Police Station cases arise at any time of the day or night so generally as a criminal solicitor you get used to phone calls in the middle of the night, or calls at 5.30 pm on a Friday evening, requesting your services at the local Police Station. The Legal Services Commission dreamt up an idea last year where they wanted to take over the bulk of the work in dealing with phone calls from the Police Station so that solicitors would not be bothered by Police Stations until the Police Station needed a solicitor to get down there.

This is all very generous of the Legal Services Commission but the whole scheme is flawed and solicitors are up in arms now that the Legal Services Commission want to run a pilot of the scheme in October this year. If I am acting as duty solicitor for a period of time I am able to plan how each case will be dealt with as they are phoned through to me, i.e. I will know when the interview is likely to take place so I can arrange for myself or a colleague to attend. The LSC want a system where the Police Station calls them and they give advice over the telephone to the person who has been arrested, and then when an interview is going to take place the LSC will phone a solicitor and say, "Can you get to the Police Station for an interview in 45 minutes?" As these phone calls will come out of the blue I expect many of the solicitors will say that they are not in a position to attend at such short notice.
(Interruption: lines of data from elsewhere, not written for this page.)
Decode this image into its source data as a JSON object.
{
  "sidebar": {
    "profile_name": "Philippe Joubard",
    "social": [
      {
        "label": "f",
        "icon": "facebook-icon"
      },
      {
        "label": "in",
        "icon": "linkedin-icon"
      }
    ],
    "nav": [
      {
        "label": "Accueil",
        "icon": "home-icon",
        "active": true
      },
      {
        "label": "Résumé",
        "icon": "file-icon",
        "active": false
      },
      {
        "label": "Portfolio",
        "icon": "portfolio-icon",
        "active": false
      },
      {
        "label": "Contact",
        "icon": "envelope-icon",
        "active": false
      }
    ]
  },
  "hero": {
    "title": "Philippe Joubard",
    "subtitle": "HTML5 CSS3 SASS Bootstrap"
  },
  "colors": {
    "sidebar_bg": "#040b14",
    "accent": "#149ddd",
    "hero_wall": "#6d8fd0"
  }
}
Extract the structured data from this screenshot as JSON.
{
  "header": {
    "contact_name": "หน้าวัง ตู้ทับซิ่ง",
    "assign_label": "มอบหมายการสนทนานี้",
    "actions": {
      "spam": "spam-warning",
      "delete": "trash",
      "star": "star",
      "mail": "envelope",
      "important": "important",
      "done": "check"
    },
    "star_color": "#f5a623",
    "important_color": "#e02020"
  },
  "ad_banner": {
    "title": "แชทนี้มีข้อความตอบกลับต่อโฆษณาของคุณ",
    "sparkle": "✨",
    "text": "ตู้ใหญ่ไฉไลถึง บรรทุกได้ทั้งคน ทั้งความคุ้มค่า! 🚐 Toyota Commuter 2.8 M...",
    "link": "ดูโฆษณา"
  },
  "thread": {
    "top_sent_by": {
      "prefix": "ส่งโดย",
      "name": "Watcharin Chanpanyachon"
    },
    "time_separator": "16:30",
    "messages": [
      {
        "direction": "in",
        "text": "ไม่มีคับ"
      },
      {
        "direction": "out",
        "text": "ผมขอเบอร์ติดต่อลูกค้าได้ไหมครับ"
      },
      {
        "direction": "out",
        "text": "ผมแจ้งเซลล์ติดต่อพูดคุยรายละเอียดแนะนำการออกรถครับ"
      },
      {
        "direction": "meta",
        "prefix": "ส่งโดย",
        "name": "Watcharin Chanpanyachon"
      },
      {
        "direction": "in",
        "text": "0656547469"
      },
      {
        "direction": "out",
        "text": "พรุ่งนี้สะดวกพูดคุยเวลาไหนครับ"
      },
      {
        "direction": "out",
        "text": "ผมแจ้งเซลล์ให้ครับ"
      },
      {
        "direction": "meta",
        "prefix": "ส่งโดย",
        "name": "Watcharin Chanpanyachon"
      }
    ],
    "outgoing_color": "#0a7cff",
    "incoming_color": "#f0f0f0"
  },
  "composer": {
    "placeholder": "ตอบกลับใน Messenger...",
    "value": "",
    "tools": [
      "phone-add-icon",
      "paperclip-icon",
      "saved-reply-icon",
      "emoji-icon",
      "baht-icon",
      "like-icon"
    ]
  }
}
As I was feeling a bit militant today I e-mailed a number of people to see if any action could be taken in the areas where the LSC want to run the pilot. It had been suggested to me that one way to fight this flawed system is for solicitors to simply not accept the work that comes through the CDS Direct scheme, and hopefully after a period of time the scheme would be forced to come to an abrupt end. The problem is that the LSC are going to run the pilot in two very well chosen areas. Firstly there is Boston (Lancashire) where there are insufficient duty solicitors to adequately deal with the work available in the area - they are looking forward to some form of assistance with their heavy work load. The second area is Liverpool which has a large Public Defender Service presence which could probably cope pretty well if the solicitors in private practice refused to accept work from the CDS Direct scheme.
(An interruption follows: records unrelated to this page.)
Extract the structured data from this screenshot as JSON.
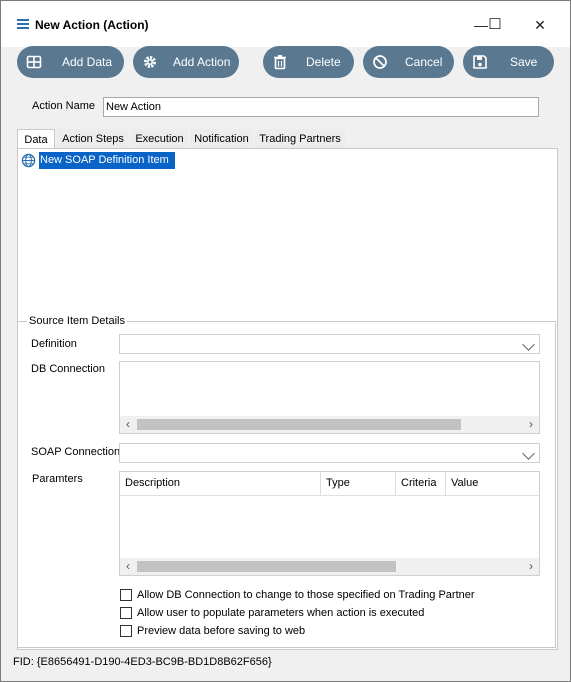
{
  "window": {
    "title": "New Action (Action)",
    "minimize": "—",
    "maximize": "☐",
    "close": "✕"
  },
  "toolbar": {
    "add_data": "Add Data",
    "add_action": "Add Action",
    "delete": "Delete",
    "cancel": "Cancel",
    "save": "Save"
  },
  "action_name": {
    "label": "Action Name",
    "value": "New Action"
  },
  "tabs": [
    "Data",
    "Action Steps",
    "Execution",
    "Notification",
    "Trading Partners"
  ],
  "tree": {
    "items": [
      "New SOAP Definition Item"
    ]
  },
  "source_details": {
    "title": "Source Item Details",
    "definition_label": "Definition",
    "db_connection_label": "DB Connection",
    "soap_connection_label": "SOAP Connection",
    "parameters_label": "Paramters",
    "grid_columns": [
      "Description",
      "Type",
      "Criteria",
      "Value"
    ]
  },
  "checkboxes": [
    {
      "label": "Allow DB Connection to change to those specified on Trading Partner",
      "checked": false
    },
    {
      "label": "Allow user to populate parameters when action is executed",
      "checked": false
    },
    {
      "label": "Preview data before saving to web",
      "checked": false
    }
  ],
  "fid": "FID: {E8656491-D190-4ED3-BC9B-BD1D8B62F656}",
  "colors": {
    "button_bg": "#5a7991",
    "selection": "#0a64c8",
    "icon_blue": "#2a6fb5"
  }
}
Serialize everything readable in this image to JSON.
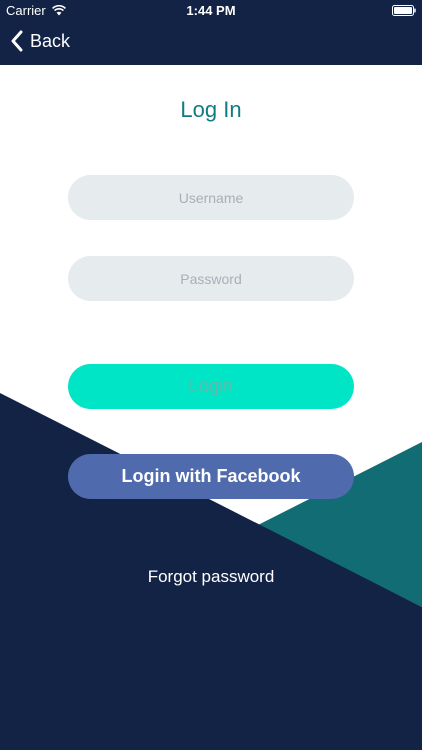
{
  "status_bar": {
    "carrier": "Carrier",
    "time": "1:44 PM",
    "wifi_icon": "wifi-icon",
    "battery_icon": "battery-icon"
  },
  "nav": {
    "back_label": "Back",
    "back_icon": "chevron-left-icon"
  },
  "page": {
    "title": "Log In"
  },
  "form": {
    "username_placeholder": "Username",
    "username_value": "",
    "password_placeholder": "Password",
    "password_value": ""
  },
  "actions": {
    "login_label": "Login",
    "facebook_label": "Login with Facebook",
    "forgot_label": "Forgot password"
  },
  "colors": {
    "nav_background": "#132345",
    "title": "#137a85",
    "login_button": "#00e5c5",
    "facebook_button": "#4f6aad",
    "teal_shape": "#126c73",
    "field_background": "#e6ebee"
  }
}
So what's going to happen with this CDS Direct pilot then? Well it is going to go down as a success in Boston just because they need the help there anyway. The system will probably not work very well in Liverpool but it will save the Government money as a shoddy service is provided. So all in all I expect that by 2006 the CDS Direct scheme will no longer be a pilot and they will be phoning me at all times of the day asking me to get to the Police Station - I expect that my response much of the time will be sorry I am already at Court, or sorry I am seeing a Client right now. This ridiculous immediate attendance idea is going to drive the system out of control.

2 comments:

Andy N said...

Of course it will break down....it sounds pretty useless already. I used to be a Customs (& Custody)Officer at Heathrow Airport, and I can foresee that the already limited time for investigations will be further compromised. This is in no-ones interest, as all that will happen is that a senior officer will authorise an interview to take place as the resulting delay will compromise the investigation!
Farcical!

Bob Danvers-Walker said...

Actually, Boston was one of the original pilot schemes for CDS Direct. There has been no collection of any data to show whether the scheme was a success. Towards the end, we ignored it to such an extent that it was several months before some of the duty solicitors had realised the pilot had ended.